The mapping shown in this figure is intended to be representative, but not exhaustive. In some cases, the relationships could actually be thought of like a Venn diagram. For example, while Figure 1 taken literally would imply that statistics, data mining, and machine learning are independent, in reality there is a large amount of overlap among the three disciplines. Deep learning could also fairly be considered just another type of regression. However, we attempted to disentangle and make orthogonal as much as possible the important components of the landscape for clarity.

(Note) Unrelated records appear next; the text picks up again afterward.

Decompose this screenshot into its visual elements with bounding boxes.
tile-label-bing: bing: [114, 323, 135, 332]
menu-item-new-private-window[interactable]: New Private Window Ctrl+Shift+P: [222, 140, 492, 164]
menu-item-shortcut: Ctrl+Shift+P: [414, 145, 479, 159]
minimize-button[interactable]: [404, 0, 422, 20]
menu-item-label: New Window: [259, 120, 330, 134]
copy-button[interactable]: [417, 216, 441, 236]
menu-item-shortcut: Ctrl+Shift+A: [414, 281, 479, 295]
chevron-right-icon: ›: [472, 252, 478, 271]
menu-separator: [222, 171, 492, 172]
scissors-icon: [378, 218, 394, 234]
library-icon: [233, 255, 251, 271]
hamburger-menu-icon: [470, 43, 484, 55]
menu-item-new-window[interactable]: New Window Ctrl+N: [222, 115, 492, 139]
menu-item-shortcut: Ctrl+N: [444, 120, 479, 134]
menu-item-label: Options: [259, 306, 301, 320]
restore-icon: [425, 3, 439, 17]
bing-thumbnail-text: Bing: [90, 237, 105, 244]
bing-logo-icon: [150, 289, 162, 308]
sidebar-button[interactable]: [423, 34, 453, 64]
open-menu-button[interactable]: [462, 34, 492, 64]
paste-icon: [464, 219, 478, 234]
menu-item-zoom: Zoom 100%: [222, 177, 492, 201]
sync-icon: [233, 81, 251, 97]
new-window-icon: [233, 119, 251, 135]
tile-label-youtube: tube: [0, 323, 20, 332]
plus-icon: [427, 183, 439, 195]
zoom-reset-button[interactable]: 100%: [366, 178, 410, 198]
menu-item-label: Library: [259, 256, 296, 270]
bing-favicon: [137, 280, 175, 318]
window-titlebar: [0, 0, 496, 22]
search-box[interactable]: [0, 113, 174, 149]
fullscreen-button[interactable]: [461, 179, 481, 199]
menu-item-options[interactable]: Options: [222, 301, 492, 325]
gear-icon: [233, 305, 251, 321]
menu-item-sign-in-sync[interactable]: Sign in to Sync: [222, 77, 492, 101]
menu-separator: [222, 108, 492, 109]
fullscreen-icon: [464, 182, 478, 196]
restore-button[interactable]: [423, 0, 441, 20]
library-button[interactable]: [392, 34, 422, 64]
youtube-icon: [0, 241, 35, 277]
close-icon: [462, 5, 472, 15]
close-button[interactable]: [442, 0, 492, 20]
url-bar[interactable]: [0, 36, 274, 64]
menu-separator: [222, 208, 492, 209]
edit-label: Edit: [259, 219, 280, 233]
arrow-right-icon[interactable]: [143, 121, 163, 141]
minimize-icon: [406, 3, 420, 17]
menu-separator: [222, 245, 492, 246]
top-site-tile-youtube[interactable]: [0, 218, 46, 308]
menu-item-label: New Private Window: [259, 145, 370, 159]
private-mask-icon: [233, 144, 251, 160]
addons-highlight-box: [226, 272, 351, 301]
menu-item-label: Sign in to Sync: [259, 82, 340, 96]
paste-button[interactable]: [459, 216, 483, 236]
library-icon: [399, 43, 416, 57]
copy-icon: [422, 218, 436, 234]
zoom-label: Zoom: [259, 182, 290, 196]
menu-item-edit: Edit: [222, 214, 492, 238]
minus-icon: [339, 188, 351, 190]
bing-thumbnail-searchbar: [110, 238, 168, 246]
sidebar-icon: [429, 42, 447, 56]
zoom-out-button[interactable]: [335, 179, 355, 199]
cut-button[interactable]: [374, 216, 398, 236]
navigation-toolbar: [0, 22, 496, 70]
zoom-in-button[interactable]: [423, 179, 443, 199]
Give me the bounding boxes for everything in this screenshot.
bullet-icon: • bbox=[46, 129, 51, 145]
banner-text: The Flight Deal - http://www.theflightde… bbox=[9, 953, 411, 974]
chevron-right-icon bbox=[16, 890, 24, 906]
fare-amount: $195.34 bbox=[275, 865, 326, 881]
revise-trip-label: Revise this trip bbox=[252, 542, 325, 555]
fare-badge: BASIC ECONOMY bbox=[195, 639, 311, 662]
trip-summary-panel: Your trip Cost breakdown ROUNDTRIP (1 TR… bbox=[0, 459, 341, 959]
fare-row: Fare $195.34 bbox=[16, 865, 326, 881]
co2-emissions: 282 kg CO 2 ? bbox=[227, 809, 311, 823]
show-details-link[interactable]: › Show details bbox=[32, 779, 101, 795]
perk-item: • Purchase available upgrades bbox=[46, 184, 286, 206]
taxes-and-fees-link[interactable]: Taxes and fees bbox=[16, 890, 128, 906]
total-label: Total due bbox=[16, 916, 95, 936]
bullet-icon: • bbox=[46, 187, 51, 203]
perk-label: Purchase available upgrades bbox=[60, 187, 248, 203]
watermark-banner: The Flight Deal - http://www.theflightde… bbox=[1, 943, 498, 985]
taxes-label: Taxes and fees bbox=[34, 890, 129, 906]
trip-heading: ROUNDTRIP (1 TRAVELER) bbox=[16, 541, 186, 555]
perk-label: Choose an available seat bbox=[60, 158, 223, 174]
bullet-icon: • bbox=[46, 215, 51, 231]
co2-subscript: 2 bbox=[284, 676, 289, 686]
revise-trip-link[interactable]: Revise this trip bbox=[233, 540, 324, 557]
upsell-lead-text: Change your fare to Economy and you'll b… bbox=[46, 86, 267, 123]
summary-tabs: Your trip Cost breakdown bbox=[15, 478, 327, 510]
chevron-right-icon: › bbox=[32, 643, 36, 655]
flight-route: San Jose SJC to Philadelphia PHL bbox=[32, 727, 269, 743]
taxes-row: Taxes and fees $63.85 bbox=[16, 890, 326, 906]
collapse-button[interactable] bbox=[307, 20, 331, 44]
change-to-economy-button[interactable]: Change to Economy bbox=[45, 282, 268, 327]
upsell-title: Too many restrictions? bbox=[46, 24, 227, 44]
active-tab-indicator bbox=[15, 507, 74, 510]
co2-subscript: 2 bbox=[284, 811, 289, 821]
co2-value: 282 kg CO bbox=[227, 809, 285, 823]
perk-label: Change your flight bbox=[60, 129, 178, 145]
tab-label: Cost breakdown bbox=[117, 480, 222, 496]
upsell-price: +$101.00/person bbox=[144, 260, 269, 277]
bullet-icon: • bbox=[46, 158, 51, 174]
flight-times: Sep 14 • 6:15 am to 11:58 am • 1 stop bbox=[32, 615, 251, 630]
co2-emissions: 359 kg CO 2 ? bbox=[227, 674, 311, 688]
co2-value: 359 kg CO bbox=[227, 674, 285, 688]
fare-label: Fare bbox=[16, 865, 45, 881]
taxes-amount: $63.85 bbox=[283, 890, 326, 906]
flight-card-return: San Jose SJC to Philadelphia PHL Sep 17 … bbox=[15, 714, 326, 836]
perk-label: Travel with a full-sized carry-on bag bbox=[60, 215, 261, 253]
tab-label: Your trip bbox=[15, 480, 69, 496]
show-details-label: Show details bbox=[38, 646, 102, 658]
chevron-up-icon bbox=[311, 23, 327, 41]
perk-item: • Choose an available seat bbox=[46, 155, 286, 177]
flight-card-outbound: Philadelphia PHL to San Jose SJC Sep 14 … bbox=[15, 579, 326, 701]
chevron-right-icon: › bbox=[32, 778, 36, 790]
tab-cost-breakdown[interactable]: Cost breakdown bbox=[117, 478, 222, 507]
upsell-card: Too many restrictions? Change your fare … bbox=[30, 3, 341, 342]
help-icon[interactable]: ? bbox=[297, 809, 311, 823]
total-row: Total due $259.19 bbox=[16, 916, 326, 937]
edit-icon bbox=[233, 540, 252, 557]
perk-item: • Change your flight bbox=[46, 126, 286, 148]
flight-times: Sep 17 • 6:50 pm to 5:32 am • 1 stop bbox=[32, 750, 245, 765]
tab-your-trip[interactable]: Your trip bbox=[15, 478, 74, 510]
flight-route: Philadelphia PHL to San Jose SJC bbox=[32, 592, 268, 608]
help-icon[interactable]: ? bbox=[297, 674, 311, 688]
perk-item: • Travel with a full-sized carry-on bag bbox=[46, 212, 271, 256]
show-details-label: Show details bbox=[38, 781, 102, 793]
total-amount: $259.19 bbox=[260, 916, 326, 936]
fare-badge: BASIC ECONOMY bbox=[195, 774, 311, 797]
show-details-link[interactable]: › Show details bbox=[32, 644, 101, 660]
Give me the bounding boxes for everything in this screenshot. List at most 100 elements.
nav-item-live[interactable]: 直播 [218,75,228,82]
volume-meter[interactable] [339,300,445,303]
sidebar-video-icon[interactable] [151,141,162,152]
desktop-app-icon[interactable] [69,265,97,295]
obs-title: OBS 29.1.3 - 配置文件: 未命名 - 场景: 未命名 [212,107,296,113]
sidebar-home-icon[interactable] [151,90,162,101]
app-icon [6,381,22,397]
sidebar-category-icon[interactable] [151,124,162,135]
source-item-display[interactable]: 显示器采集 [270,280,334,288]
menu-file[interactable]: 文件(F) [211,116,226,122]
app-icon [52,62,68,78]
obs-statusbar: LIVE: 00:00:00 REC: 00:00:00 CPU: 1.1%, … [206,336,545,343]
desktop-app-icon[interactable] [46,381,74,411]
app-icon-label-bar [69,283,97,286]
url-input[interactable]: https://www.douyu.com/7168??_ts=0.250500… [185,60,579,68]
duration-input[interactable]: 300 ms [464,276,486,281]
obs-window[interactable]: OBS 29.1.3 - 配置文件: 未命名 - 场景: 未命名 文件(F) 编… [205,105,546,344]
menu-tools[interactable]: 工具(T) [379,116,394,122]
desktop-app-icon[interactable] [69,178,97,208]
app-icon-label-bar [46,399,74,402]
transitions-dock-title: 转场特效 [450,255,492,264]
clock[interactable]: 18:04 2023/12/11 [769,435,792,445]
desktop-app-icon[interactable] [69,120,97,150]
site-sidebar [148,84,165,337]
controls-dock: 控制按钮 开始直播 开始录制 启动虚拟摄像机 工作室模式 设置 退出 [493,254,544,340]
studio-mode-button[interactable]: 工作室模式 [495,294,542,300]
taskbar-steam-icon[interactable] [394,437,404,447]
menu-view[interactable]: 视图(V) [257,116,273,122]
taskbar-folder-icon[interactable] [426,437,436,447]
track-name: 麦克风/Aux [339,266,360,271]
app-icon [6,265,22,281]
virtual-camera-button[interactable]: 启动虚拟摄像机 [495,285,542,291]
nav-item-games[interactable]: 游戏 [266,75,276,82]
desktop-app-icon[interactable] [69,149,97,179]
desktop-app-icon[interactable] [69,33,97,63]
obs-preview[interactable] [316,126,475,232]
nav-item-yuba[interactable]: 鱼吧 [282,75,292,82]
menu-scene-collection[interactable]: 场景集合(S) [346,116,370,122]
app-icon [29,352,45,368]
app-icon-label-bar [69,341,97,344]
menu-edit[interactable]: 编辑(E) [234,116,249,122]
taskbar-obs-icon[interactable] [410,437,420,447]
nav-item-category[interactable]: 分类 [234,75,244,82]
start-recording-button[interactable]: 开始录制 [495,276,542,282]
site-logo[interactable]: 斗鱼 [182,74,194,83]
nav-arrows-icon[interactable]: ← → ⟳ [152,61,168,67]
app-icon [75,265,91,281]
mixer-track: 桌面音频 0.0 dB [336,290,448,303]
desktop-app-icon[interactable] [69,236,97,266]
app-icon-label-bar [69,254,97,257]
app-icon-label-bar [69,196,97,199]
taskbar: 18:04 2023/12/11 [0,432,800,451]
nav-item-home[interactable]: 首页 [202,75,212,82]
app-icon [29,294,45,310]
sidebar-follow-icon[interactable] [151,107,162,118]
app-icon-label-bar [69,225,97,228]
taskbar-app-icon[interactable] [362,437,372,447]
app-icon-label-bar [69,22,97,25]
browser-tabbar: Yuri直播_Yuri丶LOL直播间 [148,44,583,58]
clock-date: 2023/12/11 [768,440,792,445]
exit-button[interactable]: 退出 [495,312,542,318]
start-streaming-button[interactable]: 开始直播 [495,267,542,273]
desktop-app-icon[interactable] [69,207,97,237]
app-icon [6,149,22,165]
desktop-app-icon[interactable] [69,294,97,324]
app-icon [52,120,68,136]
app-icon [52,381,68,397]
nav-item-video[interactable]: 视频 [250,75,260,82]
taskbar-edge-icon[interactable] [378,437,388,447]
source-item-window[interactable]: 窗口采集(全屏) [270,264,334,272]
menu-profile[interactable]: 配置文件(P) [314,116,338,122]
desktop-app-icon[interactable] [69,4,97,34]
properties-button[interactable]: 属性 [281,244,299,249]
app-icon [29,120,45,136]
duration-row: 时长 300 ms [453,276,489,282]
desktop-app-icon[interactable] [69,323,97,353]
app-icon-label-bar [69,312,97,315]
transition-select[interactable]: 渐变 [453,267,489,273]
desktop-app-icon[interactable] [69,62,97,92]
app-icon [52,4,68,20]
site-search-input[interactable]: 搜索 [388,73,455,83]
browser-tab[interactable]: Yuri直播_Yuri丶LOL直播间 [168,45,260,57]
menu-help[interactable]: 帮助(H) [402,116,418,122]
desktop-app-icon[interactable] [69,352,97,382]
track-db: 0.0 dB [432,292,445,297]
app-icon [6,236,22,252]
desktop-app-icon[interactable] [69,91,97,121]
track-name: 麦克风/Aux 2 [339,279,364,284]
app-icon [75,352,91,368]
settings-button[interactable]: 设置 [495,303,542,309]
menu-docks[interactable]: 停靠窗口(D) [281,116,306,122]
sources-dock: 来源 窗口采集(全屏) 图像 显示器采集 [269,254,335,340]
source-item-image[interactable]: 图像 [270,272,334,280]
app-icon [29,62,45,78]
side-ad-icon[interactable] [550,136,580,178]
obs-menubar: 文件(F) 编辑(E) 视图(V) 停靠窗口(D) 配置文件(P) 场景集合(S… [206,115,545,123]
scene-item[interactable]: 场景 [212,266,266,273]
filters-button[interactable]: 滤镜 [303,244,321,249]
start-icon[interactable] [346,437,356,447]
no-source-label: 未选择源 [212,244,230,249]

More importantly, conducting such an exercise enables understanding of AI methodologies and domains based on their core concepts and leads to insights on hype versus reality of some of the more common sight techniques. For example, deep learning approaches can be extremely useful, but will also have their limitations. Deep learning works well where there are massive data sets that are well labeled, and can bring huge advances in areas like speech, voice, and object recognition. This map also reinforces that there is no singular solution that will enable “intelligent machines,” but rather, AI will continue to grow as a combination of techniques and approaches used to solve discrete problems. Finally, it is clear that not all AI methods are suited to the same types of problems, as some techniques are best suited to huge data sets where the data is all of one type, whereas others are better when the input variables span a range of data types, such as images, text, and sound.
There is little doubt about the eventual impact of AI on industry and society more broadly, meaning an understanding will be required by companies and governments alike. It is most certainly an area where tracking the developments in a structured way will be critical.